The Harvest Hill, or The Mount as it is more commonly known, stands at the head of Mountfield Road in Lewes, East Sussex. It is an artificial mound make of chalk and covered with turf standing forty-two feet in height. The base is 170 feet in diameter, and the flat top is twenty feet in diameter. A spiral path winds its way about the hill, originally starting at the north-east and completing one and a quarter turns before reaching the summit.

A number of theories have been put forward to explain it. It stands next to a set of salt pans (now a football field) and some say it is the spoil from the construction of these (although why it was shaped into a mound with a spiral path – occasioning a great deal of extra work – is anybody’s guess). Others claim it is a Norman motte. Lewes is unique in having a castle with two mottes, but they stand on the highest point of the town. The Mount is by the old seashore and has no supply of fresh water. Others claim it was a Calvary, citing the fact that it stands on the edge of the grounds of what was a huge Cluniac monastery. Christians plant a cross on its peak at Easter.

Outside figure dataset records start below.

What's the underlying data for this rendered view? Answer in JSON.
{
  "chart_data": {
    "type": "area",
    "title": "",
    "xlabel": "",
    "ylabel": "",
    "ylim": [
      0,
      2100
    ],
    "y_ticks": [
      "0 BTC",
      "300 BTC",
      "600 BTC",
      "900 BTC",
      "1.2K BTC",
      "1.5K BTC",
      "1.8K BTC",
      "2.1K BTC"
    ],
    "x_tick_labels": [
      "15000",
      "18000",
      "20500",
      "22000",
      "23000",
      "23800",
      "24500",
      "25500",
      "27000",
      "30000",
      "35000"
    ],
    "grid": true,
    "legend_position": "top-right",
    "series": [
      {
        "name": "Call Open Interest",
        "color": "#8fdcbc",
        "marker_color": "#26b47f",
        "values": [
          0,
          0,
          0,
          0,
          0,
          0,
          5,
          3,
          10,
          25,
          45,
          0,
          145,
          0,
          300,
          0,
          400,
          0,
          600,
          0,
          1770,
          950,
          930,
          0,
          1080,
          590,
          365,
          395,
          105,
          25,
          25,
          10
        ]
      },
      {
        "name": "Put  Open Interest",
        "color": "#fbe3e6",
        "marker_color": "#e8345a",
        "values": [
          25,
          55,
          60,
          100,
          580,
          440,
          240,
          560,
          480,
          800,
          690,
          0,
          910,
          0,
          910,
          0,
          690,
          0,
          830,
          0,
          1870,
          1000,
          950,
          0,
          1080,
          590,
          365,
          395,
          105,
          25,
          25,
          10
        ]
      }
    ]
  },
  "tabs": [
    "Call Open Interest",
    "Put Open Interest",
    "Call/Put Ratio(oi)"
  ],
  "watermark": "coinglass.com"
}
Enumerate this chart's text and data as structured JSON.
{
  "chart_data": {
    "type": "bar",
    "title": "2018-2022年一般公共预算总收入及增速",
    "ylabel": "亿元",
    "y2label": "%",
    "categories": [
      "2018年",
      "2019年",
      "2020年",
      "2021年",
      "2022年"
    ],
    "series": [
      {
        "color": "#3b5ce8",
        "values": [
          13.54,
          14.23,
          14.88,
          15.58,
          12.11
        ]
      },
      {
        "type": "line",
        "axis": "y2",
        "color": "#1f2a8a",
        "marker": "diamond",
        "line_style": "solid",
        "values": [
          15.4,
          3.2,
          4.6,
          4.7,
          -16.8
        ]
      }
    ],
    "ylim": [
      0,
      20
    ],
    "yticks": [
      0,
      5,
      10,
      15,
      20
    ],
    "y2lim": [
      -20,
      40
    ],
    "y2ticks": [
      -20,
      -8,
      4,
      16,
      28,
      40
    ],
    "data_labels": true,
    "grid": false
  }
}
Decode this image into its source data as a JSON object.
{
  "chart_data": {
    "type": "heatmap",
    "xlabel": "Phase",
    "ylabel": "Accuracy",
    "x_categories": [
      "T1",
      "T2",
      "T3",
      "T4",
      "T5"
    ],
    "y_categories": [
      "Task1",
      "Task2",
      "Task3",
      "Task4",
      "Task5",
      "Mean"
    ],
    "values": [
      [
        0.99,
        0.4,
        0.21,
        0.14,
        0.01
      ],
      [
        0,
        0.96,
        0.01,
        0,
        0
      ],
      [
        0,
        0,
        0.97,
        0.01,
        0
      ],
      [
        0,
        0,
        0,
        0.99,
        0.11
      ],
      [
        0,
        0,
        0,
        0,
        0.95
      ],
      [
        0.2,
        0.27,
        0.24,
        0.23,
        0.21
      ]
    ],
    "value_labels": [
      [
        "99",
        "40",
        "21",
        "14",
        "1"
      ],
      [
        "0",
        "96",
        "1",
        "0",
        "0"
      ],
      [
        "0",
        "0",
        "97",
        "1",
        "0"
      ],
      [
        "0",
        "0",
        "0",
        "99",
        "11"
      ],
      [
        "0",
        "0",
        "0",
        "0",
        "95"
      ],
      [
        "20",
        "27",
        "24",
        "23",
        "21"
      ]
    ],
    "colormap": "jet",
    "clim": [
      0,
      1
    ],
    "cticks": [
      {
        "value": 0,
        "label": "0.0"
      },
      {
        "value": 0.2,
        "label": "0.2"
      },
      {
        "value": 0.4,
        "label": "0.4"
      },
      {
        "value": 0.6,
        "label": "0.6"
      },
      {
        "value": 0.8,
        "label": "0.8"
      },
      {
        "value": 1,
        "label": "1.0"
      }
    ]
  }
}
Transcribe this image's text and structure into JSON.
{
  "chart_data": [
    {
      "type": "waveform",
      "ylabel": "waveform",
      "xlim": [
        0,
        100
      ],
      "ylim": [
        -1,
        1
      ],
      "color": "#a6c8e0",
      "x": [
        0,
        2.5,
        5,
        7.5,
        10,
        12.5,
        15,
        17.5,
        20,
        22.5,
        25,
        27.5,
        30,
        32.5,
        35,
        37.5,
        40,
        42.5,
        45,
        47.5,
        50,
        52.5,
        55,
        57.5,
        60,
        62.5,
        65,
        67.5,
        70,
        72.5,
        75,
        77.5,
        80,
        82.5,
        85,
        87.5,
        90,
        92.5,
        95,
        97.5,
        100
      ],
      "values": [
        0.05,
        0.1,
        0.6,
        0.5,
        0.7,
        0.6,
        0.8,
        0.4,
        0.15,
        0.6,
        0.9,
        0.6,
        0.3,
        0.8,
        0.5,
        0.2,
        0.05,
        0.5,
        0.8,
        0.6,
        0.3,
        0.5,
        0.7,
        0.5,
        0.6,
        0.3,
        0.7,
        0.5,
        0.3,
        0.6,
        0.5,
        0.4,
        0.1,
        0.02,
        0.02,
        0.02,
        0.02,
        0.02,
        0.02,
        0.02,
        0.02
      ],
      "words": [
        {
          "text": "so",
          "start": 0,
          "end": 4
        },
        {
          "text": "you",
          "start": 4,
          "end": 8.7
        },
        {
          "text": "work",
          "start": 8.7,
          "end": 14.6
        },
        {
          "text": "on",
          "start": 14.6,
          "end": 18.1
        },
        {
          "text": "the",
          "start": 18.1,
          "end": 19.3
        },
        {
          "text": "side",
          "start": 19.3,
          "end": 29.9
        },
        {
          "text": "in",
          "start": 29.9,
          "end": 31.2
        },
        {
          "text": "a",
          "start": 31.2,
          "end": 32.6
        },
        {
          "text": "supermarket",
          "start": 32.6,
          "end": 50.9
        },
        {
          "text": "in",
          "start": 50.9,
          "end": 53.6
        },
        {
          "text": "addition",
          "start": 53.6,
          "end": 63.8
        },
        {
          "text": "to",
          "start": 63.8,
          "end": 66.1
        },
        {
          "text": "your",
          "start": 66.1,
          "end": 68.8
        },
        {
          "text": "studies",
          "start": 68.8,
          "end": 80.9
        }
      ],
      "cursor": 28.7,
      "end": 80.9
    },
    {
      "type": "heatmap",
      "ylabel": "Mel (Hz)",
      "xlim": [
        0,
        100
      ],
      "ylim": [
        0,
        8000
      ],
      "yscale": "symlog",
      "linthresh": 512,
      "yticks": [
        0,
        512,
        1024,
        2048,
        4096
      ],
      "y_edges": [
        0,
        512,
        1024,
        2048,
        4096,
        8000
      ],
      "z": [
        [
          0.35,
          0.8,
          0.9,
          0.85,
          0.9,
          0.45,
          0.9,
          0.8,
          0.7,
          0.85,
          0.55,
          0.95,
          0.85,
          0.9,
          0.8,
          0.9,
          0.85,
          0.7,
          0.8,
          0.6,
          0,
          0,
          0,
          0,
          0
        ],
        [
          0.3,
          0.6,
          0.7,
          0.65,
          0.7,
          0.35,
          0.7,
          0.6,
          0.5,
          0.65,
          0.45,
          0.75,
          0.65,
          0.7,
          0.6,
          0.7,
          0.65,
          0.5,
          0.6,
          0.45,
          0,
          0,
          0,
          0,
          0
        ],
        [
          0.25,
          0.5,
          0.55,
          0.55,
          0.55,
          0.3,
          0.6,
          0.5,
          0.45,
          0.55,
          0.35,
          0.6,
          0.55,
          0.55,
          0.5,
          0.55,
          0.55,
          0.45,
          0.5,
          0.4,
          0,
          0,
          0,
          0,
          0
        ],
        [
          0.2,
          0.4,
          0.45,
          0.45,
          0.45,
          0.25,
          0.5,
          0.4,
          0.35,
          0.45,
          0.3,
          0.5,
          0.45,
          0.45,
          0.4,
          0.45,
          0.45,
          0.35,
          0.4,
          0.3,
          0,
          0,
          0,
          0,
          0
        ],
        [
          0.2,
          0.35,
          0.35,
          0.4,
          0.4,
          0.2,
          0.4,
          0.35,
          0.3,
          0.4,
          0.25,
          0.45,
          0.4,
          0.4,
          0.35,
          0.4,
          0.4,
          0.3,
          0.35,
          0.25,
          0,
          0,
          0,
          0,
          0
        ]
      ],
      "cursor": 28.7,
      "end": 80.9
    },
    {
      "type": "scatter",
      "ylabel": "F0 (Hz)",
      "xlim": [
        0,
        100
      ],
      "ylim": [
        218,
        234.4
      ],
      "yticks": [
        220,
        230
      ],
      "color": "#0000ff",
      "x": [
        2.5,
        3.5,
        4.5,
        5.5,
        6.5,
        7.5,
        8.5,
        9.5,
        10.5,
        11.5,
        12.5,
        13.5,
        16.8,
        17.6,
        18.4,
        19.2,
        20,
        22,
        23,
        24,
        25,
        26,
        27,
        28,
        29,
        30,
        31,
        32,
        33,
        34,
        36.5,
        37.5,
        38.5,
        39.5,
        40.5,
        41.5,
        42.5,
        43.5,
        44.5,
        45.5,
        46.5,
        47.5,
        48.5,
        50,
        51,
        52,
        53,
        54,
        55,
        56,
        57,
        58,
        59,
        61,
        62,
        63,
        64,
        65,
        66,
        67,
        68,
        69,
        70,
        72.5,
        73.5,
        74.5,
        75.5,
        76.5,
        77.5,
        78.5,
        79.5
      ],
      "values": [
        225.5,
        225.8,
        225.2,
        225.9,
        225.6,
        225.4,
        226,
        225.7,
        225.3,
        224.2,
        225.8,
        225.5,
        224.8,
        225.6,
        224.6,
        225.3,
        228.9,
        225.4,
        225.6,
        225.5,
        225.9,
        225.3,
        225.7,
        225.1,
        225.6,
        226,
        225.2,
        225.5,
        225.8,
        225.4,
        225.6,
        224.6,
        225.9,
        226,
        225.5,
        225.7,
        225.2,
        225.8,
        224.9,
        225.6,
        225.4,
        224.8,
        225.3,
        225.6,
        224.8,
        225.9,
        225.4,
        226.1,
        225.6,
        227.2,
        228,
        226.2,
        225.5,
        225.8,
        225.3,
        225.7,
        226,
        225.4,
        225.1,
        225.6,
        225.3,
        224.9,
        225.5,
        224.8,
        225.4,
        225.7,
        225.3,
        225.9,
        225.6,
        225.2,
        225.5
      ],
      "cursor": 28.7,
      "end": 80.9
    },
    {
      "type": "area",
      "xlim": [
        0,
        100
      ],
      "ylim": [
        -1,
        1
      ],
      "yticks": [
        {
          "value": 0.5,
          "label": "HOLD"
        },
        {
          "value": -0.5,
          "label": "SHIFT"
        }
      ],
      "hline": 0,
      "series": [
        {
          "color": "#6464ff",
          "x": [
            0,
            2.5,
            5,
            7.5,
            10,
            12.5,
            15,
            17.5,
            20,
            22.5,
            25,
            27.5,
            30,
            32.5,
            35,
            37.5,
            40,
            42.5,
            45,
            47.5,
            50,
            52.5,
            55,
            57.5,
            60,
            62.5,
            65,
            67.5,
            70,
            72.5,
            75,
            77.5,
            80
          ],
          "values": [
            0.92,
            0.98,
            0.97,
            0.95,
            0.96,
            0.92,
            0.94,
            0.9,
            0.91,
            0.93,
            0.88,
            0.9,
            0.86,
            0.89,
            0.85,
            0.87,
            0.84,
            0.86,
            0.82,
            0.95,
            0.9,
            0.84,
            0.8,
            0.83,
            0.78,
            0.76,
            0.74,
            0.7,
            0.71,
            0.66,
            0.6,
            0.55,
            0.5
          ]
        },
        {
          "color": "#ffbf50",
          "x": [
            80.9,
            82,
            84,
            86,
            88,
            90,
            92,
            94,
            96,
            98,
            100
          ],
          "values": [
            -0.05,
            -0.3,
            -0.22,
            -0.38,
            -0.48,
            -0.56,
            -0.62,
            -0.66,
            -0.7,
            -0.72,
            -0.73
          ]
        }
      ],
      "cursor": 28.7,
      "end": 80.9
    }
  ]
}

The limited archaeological investigation that has taken place suggests it to be far older than any of the above theories would suggest. It stands on an old seashore and would have been reflected in the largely still waters of a lagoon. From its summit, a number of significant astronomical alignments can be made with artificial structures on the surrounding downs. It has an uncanny (and possibly deliberate) resemblance to Silbury Hill. The road that runs beside it follows the same course as a pre-historic Trackway. All this adds to the distinct possibility that the Harvest Hill is Neolithic in origin – a chalk downland version of the stone circles to be found in the west where rocks are more easily obtained. It is a sacred place, a place of power, a place of birth.

A large chunk was cut out of one side in order to create a municipal bowling green so it is no longer possible to climb completely by the original spiral path. However, one can still reach the summit and enjoy magnificent views of the South Downs and the Ouse Valley – the Lewes by-pass notwithstanding.

Quite apart from its antiquity – or perhaps because of that - it has exerted a magical influence on my life. I moved to Sussex when I was 12 years of age and went to one of the secondary schools at the other end of Mountfield Road. Twice a day (sometimes more often) I would pass the Harvest Hill. It became a familiar site in what was a fecund and largely happy time of my life.

The Hill itself was a favourite haunt – far enough from school to get away from the less edifying aspects of state education (of which there were mercifully few for me) and close enough to reach without wasting too much time. And, when I began my first tentative steps along the Druid Way, it featured strongly in my life.

On that Hill, I would enjoy the long summer days everyone seems to have had in their youth; watch the summer stars and listen to the distant sounds of the worlds; talk with friends and share hopes and ideas; write poetry; read; listen to music; and dream. Within its shadow, I fell in love. It was also the hub of a wider circle in which much of my social life was lived and in which I developed my love of words – both spoken and written. It was also at the heart of that place where spirit flowered and I began to think seriously about the path I was following.

Wherever I go now, the Harvest Hill is always with me, part of my sacred inner landscape – a place where the latent spirit within me was given form and shown a way to travel that would honour the spirit of the Land and the Goddess in whose honour the Hill was first raised.